A question left open above is that of what kind of representation scheme can be used
as an interlingua. There are many possible alternatives such as predicate calculus,
Minimal Recursion Semantics or an event-based representation. Another interesting
possibility is to use lattices built using Formal Concept Analysis (FCA) as meaning
representations to this effect.
  FCA, developed by Ganter & Wille [5], assumes that data from an application are
given by a formal context, a triple (G, M, I) consisting of two sets G and M and a so
called incidence relation I between these sets. The elements of G are called the objects
and the elements of M are called the attributes.

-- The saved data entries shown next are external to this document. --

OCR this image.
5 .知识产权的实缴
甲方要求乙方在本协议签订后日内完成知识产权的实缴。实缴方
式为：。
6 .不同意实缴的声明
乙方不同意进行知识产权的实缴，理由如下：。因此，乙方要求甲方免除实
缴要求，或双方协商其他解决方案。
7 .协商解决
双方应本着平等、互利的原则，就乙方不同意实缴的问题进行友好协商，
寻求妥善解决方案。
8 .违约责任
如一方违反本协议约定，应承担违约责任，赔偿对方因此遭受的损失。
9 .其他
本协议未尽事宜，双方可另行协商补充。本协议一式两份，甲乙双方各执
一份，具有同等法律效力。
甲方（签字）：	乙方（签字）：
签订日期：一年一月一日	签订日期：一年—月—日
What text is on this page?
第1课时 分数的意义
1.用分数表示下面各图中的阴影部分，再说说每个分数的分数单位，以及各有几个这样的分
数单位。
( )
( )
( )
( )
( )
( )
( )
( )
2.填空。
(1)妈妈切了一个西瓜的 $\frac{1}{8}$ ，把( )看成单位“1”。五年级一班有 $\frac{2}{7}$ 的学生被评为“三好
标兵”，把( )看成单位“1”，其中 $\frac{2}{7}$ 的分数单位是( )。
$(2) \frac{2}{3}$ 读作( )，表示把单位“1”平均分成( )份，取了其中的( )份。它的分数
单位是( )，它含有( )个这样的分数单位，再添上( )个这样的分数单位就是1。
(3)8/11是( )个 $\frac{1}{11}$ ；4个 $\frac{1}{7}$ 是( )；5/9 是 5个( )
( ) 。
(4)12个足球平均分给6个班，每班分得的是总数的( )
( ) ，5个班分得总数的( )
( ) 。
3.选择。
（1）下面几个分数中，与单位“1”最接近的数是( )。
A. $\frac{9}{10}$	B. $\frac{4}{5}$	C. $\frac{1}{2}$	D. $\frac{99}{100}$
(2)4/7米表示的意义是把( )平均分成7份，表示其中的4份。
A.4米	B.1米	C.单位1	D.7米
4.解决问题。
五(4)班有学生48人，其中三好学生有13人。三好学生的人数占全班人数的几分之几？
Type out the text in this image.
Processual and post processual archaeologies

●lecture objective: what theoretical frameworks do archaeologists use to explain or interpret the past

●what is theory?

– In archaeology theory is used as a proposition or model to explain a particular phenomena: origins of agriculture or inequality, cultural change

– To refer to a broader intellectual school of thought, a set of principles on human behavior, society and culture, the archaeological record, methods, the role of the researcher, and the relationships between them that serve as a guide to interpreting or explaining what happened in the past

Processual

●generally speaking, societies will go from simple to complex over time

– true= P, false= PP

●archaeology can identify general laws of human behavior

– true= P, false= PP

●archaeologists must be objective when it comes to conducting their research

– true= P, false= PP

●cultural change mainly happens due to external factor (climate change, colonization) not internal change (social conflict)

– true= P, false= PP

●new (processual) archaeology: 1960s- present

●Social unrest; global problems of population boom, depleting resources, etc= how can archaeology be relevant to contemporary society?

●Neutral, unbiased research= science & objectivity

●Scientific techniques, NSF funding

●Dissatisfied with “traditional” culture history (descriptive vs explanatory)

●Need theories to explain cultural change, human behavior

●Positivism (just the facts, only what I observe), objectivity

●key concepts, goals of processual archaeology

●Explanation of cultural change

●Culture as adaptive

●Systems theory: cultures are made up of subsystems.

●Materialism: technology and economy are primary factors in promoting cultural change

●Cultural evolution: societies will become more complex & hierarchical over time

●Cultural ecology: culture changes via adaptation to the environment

The relation I holds between g and m,
(g, m) ∈ I if and only if the object g has the attribute m. A formal context induces two
operators, both of which usually denoted by ʹ. One of these operators maps each set of
objects A to the set of attributes Aʹ which these objects have in common. The other
operator maps each set of attributes B to the set of objects Bʹ which satisfies these
attributes. FCA is in fact an attempt to give a formal definition of the notion of a
‘concept’. A formal concept of the context (G, M, I) is a pair (A, B) such that G ⊇ A
= Aʹ and M ⊇ B  Bʹ. A is called the extent and B the intent of the concept (A, B).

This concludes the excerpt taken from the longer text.